Similarly, for unrated corporate exposures, banks should allocate 100% risk weight for capital adequacy purpose. In Pakistan less than hundred industrial (excluding instrument ratings) firms have entity ratings as per the website of two local rating agencies. That would imply a 100 per cent capital charge by commercial banks for most of their corporate clients. This could be alarming as banks with credit portfolios skewed towards bad borrowers will be allocating less capital than required, exposing them to high default risk. This could also leads to Moral Hazard as capital charge for all unrated exposures is same, and banks might seek high risk borrowers to earn premium for augmenting their interest rate spread by hiding the risk under the rug. On the contrary, banks with premium quality unrated borrowers would managing a non-existing risk putting constraints on their capital. An internal rating base model can address these issues by classifying unrated borrowers according to their repayment capacity and consequently assessing appropriate capital for the relevant risks.

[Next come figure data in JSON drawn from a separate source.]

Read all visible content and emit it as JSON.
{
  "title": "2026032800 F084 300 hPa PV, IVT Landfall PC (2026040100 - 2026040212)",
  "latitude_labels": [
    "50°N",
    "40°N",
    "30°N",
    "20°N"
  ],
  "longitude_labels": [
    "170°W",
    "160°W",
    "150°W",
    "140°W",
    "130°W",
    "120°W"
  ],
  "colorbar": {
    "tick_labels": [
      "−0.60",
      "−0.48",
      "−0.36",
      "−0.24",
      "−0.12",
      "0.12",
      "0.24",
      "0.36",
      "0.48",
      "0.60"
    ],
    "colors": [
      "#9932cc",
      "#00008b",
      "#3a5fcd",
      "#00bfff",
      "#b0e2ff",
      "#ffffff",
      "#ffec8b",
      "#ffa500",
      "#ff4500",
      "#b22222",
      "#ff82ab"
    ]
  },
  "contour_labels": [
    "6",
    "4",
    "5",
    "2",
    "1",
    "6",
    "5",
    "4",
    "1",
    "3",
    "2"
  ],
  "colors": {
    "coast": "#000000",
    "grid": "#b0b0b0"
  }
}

Lastly, standardised approach provides no benefits for diversification in portfolios which is a conventional tool for risk management. At present, banks are required to allocate risk weights to individual exposures regardless of the situation of their overall portfolio. Again, this might lead to the situation where banks will increase concentration of their portfolios to yield higher spreads, as they find no economic benefit from diversification. It is also important to note that diversification is not only diversifying one particular risk (intra diversification) but also applies to diversify the possible interaction of various risks (intra diversification) as market risk could trigger credit risk and credit risk could ultimately lead to market risk. None of these types of diversification are considered in standardised approach and banks with high concentration and low concentration will be on a similar pitch to allocate capital against contingent risks. The diversification impact is incorporated in Internal Rating Based (IRB) approach by assuming correlation of exposures within the portfolio for credit risk and under advanced management approach for operational risk, while in market risk, all value at risk models (under IRB) account for diversification.
Adapting internal rating based approach is beneficial both for commercial banks and the central bank. Commercial banks could have more accurate estimate of their exposures and can hedge only the relevant risk. This will mitigate the excess risk of bad borrowers and will free up capital against good borrowers, which can be used in other ventures. If the inherent risks are mitigated the economic cost of supervision for the central bank would be less and this would lower frictions in the financial system. SBP introduced a road map in 2005 to adopt internal rating based approach by January 2010 but unfortunately later they allowed flexibility for transition to internal models. Given, the risk management benefits from IRB, Commercial Banks should consider developing their internal assessment methodologies and SBP should follow up on adapting Basel II in its essence because otherwise we have seen that “one size fits all” approach is only good tp manage risk in a Gaussian World but could not sustain even a smallest black swan.

The author holds a PhD in Quantitative Finance from Paris Dauphine. He is Associate Professor of Finance at Lahore School of Economics and provides consultancy on risk management through Synergistic Financial Advisors.